One thing Asmodeus very clearly told me is that no matter what I do or where I go, or how closed off I ever may be, never to deny the Gods very real presence or my own souls existence and capability.
In the beginning phases of my working with Him, he appeared sad as well. 8 years ago. Since I’ve grown, the tone of things have changed drastically. This is also a reflection of our own beings state, which CAN fluctuate. Each time there was communication, I was very confused about the reason for the sadness and questioned how I could possibly make a God sad. This was more of a message and had a reason, in part I was too emotionally closed off with not enough reciprocation. I doubted my worthiness. The Gods get sad and they have very powerful and personal emotions but at the same time they do not take it too personally. He told me he didn’t mind at the same time, and didn’t mind taking time. We can block off the Gods from ourselves by our own openness and readiness. Try not to look into it too far, and try not to take it too personally as difficult as that sounds. Perhaps this God/Goddess was seeking an emotion from you.
When I’m too closed off, if a God/Goddess appears to me feelings of unworthiness can resurface and doubts. In the beginning phases of making a connection with one, more attacks are also present.
I was going through the list of Gods on JoS and paying each one mental respects and honors. It stopped at Raum and He came and he said he understood the reasons for what I desired to resolve. I suddenly blocked myself off by not wanting to ask for such a thing, and realized that what I was asking was a big deal. Instead of allowing him in and directly asking for what I wanted, I immediately jumped to ways I could ever repay it and stopped wanting to ask. Started finding ways to convince myself that I don’t actually want resolution and I should just let it be, and accept the sadness. I felt from him that what he would do would be out of love, and that I should allow that love through and feel that and whatever comes of that love and appreciation is the reciprocation. When I love and appreciate, naturally what follows is reciprocation. This stifling blocked off the communication and I couldn’t feel him anymore, and now I’ve got to wait for the right time again if it comes or do a proper ritual and just ask.
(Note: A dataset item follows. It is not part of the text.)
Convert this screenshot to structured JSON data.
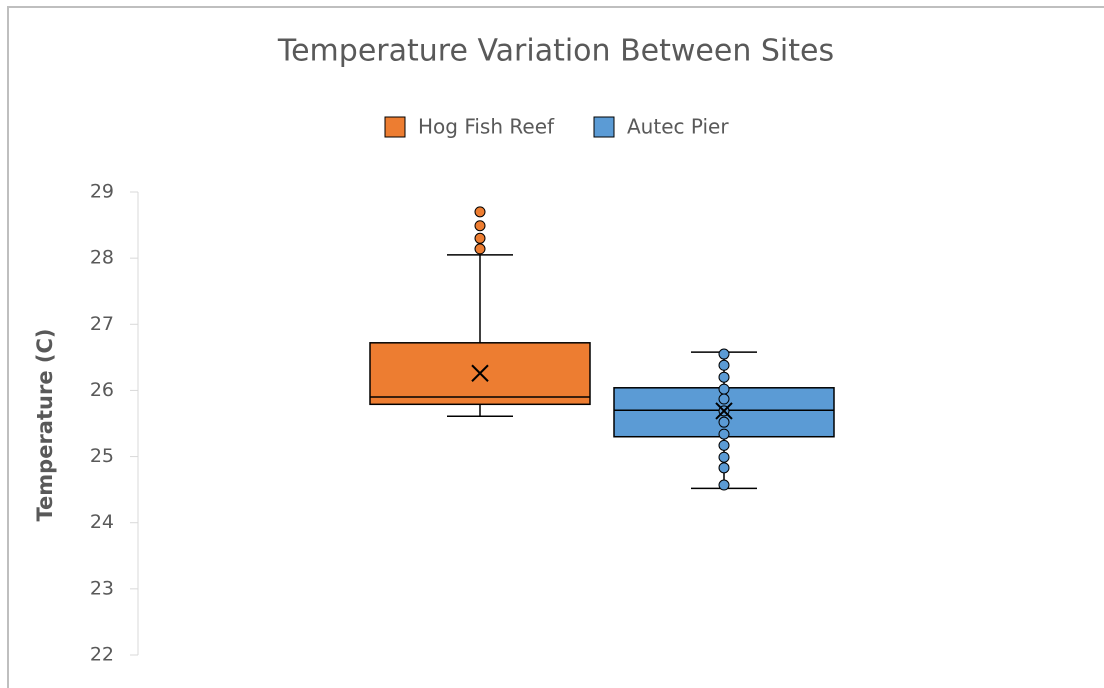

I hate asking for things that deal in my personal physical world problems and I’m realizing that I have been expecting that when something is going on if I’m deserving of it the situation will just be magically fixed by either my own power or one of the Gods that would like to help. I’m starting to see this “if they want to help, they will, I don’t want to bother” is wrong. Sometimes I think I’ve got to stand up and take initiative in at least asking.